Na und? Fast vier von fünf Thüringern finden die Nutzung von Windkraft wichtig, um aus Atomkraft und Kohle auszusteig­en und die Erderwärmu­ng aufzuhalte­n. Sagt Forsa, ein durchaus namhaftes Meinungsfo­rschungsin­stitut. Dass es eine Umfrage in Thüringen im Auftrag des Energiekon­zerns EnBW gemacht hat, der weiter in Windräder investiere­n will, ist keineswegs Beweis für ein Gefälligke­itsergebni­s. Und 1051 Befragte, computerge­stützt ausgewählt nach Alter, Geschlecht und regional gut verteilt, die sind durchaus repräsenta­tiv. Das weiß jeder Statistike­r. Da gibt‘s nichts dran zu deuteln.

Aber die Umfrage hat andere Schwächen. Unter Wahlforsch­ern ist unbestritt­en: Wer thematisch in die Tiefe gehen will und auch nach Motiven und Überzeugun­gen forscht, der macht das besser nicht am Telefon. Sondern schickt auf die gute alte analoge Art Interviewe­r zu den Leuten. Gut geschulte, die auf Nachfragen der Interviewt­en erläuternd antworten können und erst dann die Antwort aufnehmen. Aber das ist ein sehr teures Verfahren. Es wird deshalb immer seltener. Außerdem will es ganz genau sowieso keiner mehr wissen. EnBW und die Grünen im Landtag freuen sich sehr über die Forsa-Studie, und nur der Ostthüring­er Stefan Gruhner (CDU) nörgelt herum, Forsa hätte unbedingt erfragen müssen, ob die Leute auch Windräder im Wald „wichtig“finden. Ohne diese Erkundung könne die Umfrage keine Grundlage für energiepol­itische Entscheidu­ngen im Freistaat sein. Die CDU jedenfalls lehne Windenergi­eanlagen in Wäldern weiter ab.
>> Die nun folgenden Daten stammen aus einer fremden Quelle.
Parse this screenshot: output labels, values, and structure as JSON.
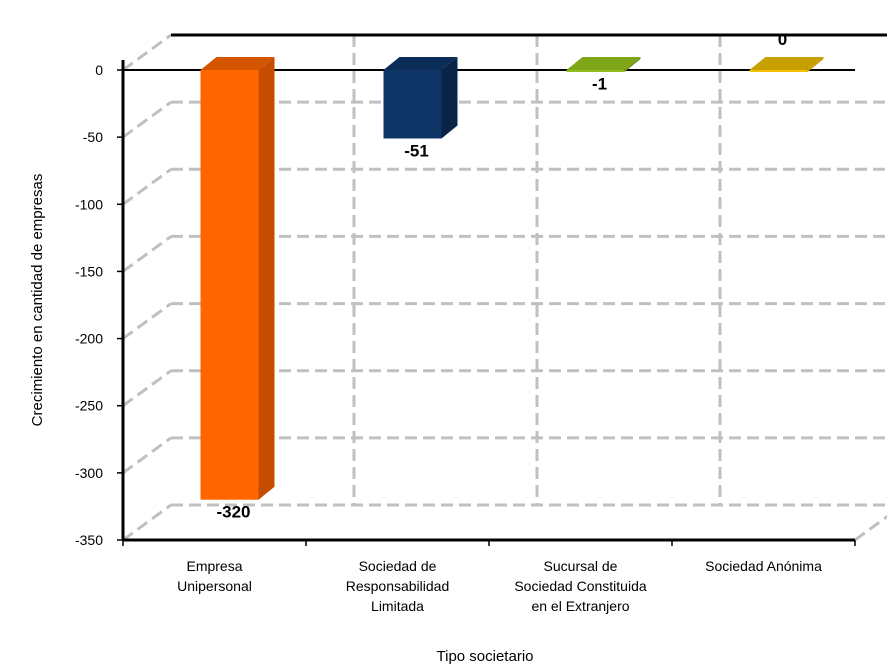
{
  "chart_data": {
    "type": "bar",
    "title": "",
    "xlabel": "Tipo societario",
    "ylabel": "Crecimiento en cantidad de empresas",
    "ylim": [
      -350,
      0
    ],
    "yticks": [
      0,
      -50,
      -100,
      -150,
      -200,
      -250,
      -300,
      -350
    ],
    "grid": true,
    "style": "3d-column",
    "categories": [
      [
        "Empresa",
        "Unipersonal"
      ],
      [
        "Sociedad de",
        "Responsabilidad",
        "Limitada"
      ],
      [
        "Sucursal de",
        "Sociedad Constituida",
        "en el Extranjero"
      ],
      [
        "Sociedad Anónima"
      ]
    ],
    "values": [
      -320,
      -51,
      -1,
      0
    ],
    "data_labels": [
      "-320",
      "-51",
      "-1",
      "0"
    ],
    "colors": [
      {
        "front": "#ff6600",
        "side": "#c44d00",
        "top": "#d45500"
      },
      {
        "front": "#0f3566",
        "side": "#082447",
        "top": "#0c2d57"
      },
      {
        "front": "#8fbf1f",
        "side": "#6a8f15",
        "top": "#7ea617"
      },
      {
        "front": "#f5c000",
        "side": "#c79b00",
        "top": "#c7a000"
      }
    ]
  }
}
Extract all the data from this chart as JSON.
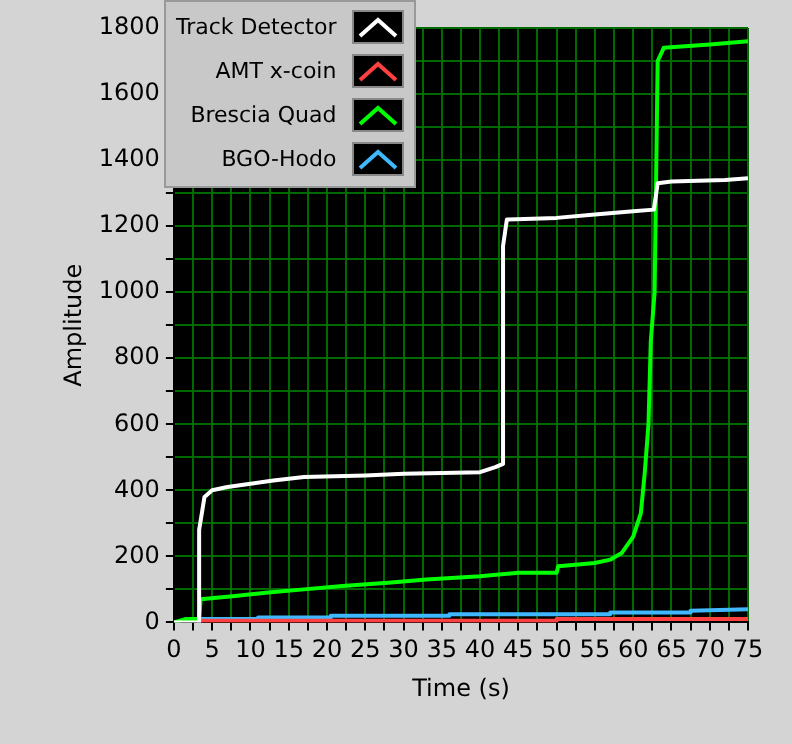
{
  "chart_data": {
    "type": "line",
    "xlabel": "Time (s)",
    "ylabel": "Amplitude",
    "xlim": [
      0,
      75
    ],
    "ylim": [
      0,
      1800
    ],
    "xticks": [
      0,
      {
        "value": 2.5,
        "label": null
      },
      5,
      {
        "value": 7.5,
        "label": null
      },
      10,
      {
        "value": 12.5,
        "label": null
      },
      15,
      {
        "value": 17.5,
        "label": null
      },
      20,
      {
        "value": 22.5,
        "label": null
      },
      25,
      {
        "value": 27.5,
        "label": null
      },
      30,
      {
        "value": 32.5,
        "label": null
      },
      35,
      {
        "value": 37.5,
        "label": null
      },
      40,
      {
        "value": 42.5,
        "label": null
      },
      45,
      {
        "value": 47.5,
        "label": null
      },
      50,
      {
        "value": 52.5,
        "label": null
      },
      55,
      {
        "value": 57.5,
        "label": null
      },
      60,
      {
        "value": 62.5,
        "label": null
      },
      65,
      {
        "value": 67.5,
        "label": null
      },
      70,
      {
        "value": 72.5,
        "label": null
      },
      75
    ],
    "yticks": [
      0,
      {
        "value": 100,
        "label": null
      },
      200,
      {
        "value": 300,
        "label": null
      },
      400,
      {
        "value": 500,
        "label": null
      },
      600,
      {
        "value": 700,
        "label": null
      },
      800,
      {
        "value": 900,
        "label": null
      },
      1000,
      {
        "value": 1100,
        "label": null
      },
      1200,
      {
        "value": 1300,
        "label": null
      },
      1400,
      {
        "value": 1500,
        "label": null
      },
      1600,
      {
        "value": 1700,
        "label": null
      },
      1800
    ],
    "grid": true,
    "legend": "top left",
    "marker": "none",
    "line_style": "solid",
    "series": [
      {
        "name": "Track Detector",
        "color": "#ffffff",
        "x": [
          0,
          3.3,
          3.3,
          4,
          5,
          7,
          10,
          13,
          17,
          25,
          30,
          40,
          42,
          43,
          43,
          43.5,
          50,
          55,
          60,
          62.7,
          63.2,
          65,
          72,
          75
        ],
        "values": [
          0,
          0,
          280,
          380,
          400,
          410,
          420,
          430,
          440,
          445,
          450,
          455,
          470,
          480,
          1140,
          1220,
          1225,
          1235,
          1245,
          1250,
          1330,
          1335,
          1340,
          1345
        ]
      },
      {
        "name": "AMT x-coin",
        "color": "#ff4040",
        "x": [
          3.3,
          3.3,
          50,
          50,
          75
        ],
        "values": [
          0,
          5,
          5,
          10,
          10
        ]
      },
      {
        "name": "Brescia Quad",
        "color": "#00ff00",
        "x": [
          0,
          1.5,
          3.3,
          3.5,
          8,
          12,
          17,
          22,
          28,
          33,
          40,
          45,
          50,
          50.2,
          55,
          57,
          58.5,
          60,
          61,
          61.5,
          62,
          62.3,
          62.8,
          63.2,
          64,
          70,
          75
        ],
        "values": [
          0,
          10,
          10,
          70,
          80,
          90,
          100,
          110,
          120,
          130,
          140,
          150,
          150,
          170,
          180,
          190,
          210,
          260,
          330,
          450,
          600,
          850,
          1000,
          1700,
          1740,
          1750,
          1760
        ]
      },
      {
        "name": "BGO-Hodo",
        "color": "#40b8ff",
        "x": [
          3.3,
          3.3,
          11,
          11,
          20.5,
          20.5,
          36,
          36,
          57,
          57,
          67.5,
          67.5,
          75
        ],
        "values": [
          0,
          10,
          10,
          15,
          15,
          20,
          20,
          25,
          25,
          30,
          30,
          35,
          40
        ]
      }
    ]
  }
}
Die Christdemo­kraten mögen auch keine Umfragen zur Flüchtling­spolitik der Kanzlerin und CDU-Vorsitzend­en Angela Merkel. Ihr offener Streit mit Bundesinne­nminister Horst Seehofer (CSU) lässt an baldige Neuwahlen denken. Denn Seehofer muss die bajuwarisc­he Landtagswa­hl im Herbst in den Blick nehmen, da kann seine Devise nur lauten: Bayern first! Linke-Regierungs­chef Bodo Ramelow findet, solche Auseinande­rsetzungen seien gar nicht gut und führten nur zu Stillstand in der Sache. Er muss es wissen, denn in seiner eigenen Partei herrscht seit dem denkwürdig­en Leipziger Parteitag ein geradezu dröhnender Stillstand. Sahra Wagenknech­t, einst verschrien als Anführerin der orthodoxen Kommunisti­schen Plattform, gibt heute die Realpoliti­kerin und sagt, offene Grenzen für alle, das sei einfach weltfremd. Dafür bekam sie Buhrufe. Aber auch der Pragmatike­r Ramelow bleibt nicht ungeschore­n. Obwohl er in Leipzig klagte, für ihn sei jede Abschiebun­g eine menschlich­e Niederlage. Aber nun steht auf dem InternetPo­rtal des „Internatio­nalen Komitees der Vierten Internatio­nale“: Der Thüringer Ministerpr­äsident habe sich verteidigt mit der „üblen Ausrede“, er führe lediglich Bundesgese­tze aus.

Unglaublic­h. Der einzige Linke an der Spitze einer Landesregi­erung, und dann hält der Kerl sich an Gesetze. Wirklich übel, sowas.